Generalized linear models
Correlation, Bivariate Regression, and Multiple Regression
Chapter 9 Multiple Linear Regression
Guide to Using Minitab 14 For Basic Statistical Applications
Forward Selection The Forward selection procedure looks to add variables to the model. Once added, those variables stay in the model even if they become.
CHAPTER 12 More About Regression
Making Sense of Advanced Statistical Procedures in Research Articles
Model Selection In multiple regression we often have many explanatory variables. How do we find the “best” model?
Linear Model Selection and regularization
Lecture 12 Model Building
Lecture 20 Last Lecture: Effect of adding or deleting a variable
Regression Analysis.
CHAPTER 12 More About Regression
Chapter 11 Variable Selection Procedures
Regression and Categorical Predictors
Regression designs Y X1 Plant size Growth rate 1 10
Presentation transcript:

Model selection Stepwise regression

Statement of problem A common problem is that there is a large set of candidate predictor variables. Goal is to choose a small subset from the larger set so that the resulting regression model is simple, yet have good predictive ability.

Stepwise regression: the idea Start with no predictors in the “stepwise model.” At each step, enter or remove a predictor based on the t-tests.

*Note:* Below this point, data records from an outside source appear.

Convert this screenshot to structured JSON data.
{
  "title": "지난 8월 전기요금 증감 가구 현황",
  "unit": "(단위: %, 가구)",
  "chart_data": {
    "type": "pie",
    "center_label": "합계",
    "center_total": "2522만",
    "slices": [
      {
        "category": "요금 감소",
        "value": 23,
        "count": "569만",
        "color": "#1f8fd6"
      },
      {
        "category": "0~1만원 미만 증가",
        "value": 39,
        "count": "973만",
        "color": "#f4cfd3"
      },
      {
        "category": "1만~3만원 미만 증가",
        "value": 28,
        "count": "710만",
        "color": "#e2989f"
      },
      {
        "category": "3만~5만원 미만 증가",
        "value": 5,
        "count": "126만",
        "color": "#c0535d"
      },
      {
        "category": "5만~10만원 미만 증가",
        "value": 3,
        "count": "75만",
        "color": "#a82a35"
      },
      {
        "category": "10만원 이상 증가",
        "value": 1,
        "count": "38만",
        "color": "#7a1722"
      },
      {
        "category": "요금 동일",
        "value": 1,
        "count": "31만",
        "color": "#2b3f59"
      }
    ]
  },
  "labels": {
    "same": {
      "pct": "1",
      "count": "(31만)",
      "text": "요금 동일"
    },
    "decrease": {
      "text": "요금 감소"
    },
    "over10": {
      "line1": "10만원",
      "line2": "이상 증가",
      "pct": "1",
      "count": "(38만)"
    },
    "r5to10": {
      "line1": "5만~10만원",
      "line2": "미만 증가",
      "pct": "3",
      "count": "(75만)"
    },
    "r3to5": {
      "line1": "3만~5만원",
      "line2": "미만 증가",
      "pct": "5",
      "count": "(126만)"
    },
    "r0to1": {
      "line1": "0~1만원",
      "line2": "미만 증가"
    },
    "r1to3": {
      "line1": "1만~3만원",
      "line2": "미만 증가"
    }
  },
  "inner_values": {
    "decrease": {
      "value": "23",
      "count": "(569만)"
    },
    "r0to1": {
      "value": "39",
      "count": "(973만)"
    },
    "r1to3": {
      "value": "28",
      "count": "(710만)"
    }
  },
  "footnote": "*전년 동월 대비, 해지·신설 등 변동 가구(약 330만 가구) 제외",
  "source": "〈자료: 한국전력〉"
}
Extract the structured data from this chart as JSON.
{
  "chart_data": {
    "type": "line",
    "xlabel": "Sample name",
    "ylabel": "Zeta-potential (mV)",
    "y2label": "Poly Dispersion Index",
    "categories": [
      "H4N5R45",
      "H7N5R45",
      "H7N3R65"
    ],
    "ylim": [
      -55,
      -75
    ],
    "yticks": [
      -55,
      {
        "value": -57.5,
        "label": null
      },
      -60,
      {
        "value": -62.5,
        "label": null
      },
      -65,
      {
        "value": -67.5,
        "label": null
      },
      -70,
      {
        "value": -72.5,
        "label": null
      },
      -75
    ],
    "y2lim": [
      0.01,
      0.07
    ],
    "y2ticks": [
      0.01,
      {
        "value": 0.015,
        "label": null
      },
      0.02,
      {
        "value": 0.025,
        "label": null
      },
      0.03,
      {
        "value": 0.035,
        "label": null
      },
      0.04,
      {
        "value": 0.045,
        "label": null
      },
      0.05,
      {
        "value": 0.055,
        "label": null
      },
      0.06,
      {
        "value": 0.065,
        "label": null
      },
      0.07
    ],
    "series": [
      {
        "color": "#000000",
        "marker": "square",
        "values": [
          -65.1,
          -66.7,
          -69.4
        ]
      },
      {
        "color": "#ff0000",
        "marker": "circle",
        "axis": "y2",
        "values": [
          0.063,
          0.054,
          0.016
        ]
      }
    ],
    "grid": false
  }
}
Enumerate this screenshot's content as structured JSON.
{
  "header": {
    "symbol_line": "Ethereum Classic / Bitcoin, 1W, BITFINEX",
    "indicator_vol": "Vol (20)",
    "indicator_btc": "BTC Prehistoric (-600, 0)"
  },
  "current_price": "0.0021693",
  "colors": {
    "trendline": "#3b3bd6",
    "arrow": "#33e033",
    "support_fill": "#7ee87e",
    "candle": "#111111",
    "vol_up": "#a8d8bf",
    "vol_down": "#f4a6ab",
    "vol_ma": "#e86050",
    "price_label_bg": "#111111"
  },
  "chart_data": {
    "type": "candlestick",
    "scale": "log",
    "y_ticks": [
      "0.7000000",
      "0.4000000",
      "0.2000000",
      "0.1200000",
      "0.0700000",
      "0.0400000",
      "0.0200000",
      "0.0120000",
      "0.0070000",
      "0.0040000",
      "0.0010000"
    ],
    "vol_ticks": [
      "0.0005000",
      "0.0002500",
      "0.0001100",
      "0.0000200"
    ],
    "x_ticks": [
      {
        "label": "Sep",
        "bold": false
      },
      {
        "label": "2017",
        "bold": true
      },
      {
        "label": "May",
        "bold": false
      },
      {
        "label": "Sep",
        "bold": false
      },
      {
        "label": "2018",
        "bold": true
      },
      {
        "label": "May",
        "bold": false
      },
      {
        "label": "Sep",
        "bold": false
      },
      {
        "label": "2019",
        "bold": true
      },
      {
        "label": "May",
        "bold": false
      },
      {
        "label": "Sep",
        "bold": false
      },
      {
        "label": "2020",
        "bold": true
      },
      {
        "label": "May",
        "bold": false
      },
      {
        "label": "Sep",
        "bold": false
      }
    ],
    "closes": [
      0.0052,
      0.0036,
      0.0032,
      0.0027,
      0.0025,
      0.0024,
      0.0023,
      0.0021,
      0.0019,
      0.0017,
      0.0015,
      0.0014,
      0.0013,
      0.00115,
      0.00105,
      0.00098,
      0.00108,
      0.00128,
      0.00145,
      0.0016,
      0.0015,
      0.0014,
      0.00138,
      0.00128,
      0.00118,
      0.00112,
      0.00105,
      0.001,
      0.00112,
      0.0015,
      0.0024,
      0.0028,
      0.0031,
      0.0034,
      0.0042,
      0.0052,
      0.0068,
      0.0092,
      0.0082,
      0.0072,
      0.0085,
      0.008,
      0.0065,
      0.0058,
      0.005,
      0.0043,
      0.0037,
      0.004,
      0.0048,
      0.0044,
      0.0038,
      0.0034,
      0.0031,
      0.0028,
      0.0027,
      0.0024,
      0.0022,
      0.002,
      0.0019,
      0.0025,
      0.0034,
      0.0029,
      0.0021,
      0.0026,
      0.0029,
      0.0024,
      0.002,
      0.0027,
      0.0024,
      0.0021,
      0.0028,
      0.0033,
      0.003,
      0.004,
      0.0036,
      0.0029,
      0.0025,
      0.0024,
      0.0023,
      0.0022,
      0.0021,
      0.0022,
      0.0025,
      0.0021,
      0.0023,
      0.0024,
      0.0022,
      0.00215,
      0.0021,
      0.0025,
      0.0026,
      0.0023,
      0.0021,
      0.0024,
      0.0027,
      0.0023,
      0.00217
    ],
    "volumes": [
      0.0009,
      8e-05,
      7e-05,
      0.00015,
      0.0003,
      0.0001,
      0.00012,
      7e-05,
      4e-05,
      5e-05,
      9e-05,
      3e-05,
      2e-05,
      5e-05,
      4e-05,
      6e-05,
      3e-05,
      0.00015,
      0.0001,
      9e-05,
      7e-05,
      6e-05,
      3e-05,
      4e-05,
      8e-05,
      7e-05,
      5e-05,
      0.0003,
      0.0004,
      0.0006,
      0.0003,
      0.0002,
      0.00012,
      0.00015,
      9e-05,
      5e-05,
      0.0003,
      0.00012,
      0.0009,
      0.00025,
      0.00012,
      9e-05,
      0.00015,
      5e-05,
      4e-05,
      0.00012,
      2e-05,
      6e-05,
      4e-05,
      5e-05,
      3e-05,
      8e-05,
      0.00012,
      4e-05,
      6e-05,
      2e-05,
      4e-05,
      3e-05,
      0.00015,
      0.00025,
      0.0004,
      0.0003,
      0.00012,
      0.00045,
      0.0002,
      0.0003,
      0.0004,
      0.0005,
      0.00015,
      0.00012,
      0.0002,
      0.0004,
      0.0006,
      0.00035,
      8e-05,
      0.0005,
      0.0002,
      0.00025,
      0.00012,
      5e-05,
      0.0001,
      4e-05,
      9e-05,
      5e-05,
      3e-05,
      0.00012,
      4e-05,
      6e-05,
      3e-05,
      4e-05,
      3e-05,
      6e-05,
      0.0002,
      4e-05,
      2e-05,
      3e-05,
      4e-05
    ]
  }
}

Stop when no more predictors can be justifiably entered or removed from the stepwise model.

Stepwise regression: Preliminary steps Specify an Alpha-to-Enter (αE = 0.15) significance level. Specify an Alpha-to-Remove (αR = 0.15) significance level.

Stepwise regression: Step #1 Fit each of the one-predictor models, that is, regress y on x1, regress y on x2, … regress y on xp-1. The first predictor put in the stepwise model is the predictor that has the smallest P-value (below αE = 0.15). If no P-value < 0.15, stop.

Stepwise regression: Step #2 Suppose x1 was the “best” one predictor. Fit each of the two-predictor models with x1 in the model, that is, regress y on (x1, x2), regress y on (x1, x3), …, and y on (x1, xp-1). The second predictor put in stepwise model is the predictor that has the smallest P-value (below αE = 0.15). If no P-value < 0.15, stop.

Stepwise regression: Step #2 (continued) Suppose x2 was the “best” second predictor. Step back and check P-value for β1 = 0. If the P-value for β1 = 0 has become not significant (above αR = 0.15), remove x1 from the stepwise model.

Stepwise regression: Step #3 Suppose both x1 and x2 made it into the two-predictor stepwise model. Fit each of the three-predictor models with x1 and x2 in the model, that is, regress y on (x1, x2, x3), regress y on (x1, x2, x4), …, and regress y on (x1, x2, xp-1).

Stepwise regression: Step #3 (continued) The third predictor put in stepwise model is the predictor that has the smallest P-value (below αE = 0.15). If no P-value < 0.15, stop. Step back and check P-values for β1 = 0 and β2 = 0. If either P-value has become not significant (above αR = 0.15), remove the predictor from the stepwise model.

Stepwise regression: Stopping the procedure The procedure is stopped when adding an additional predictor does not yield a P-value below αE = 0.15.

Drawbacks of stepwise regression The final model is not guaranteed to be optimal in any specified sense. The procedure yields a single final model, although in practice there are often several equally good models. It doesn’t take into account a researcher’s knowledge about the predictors.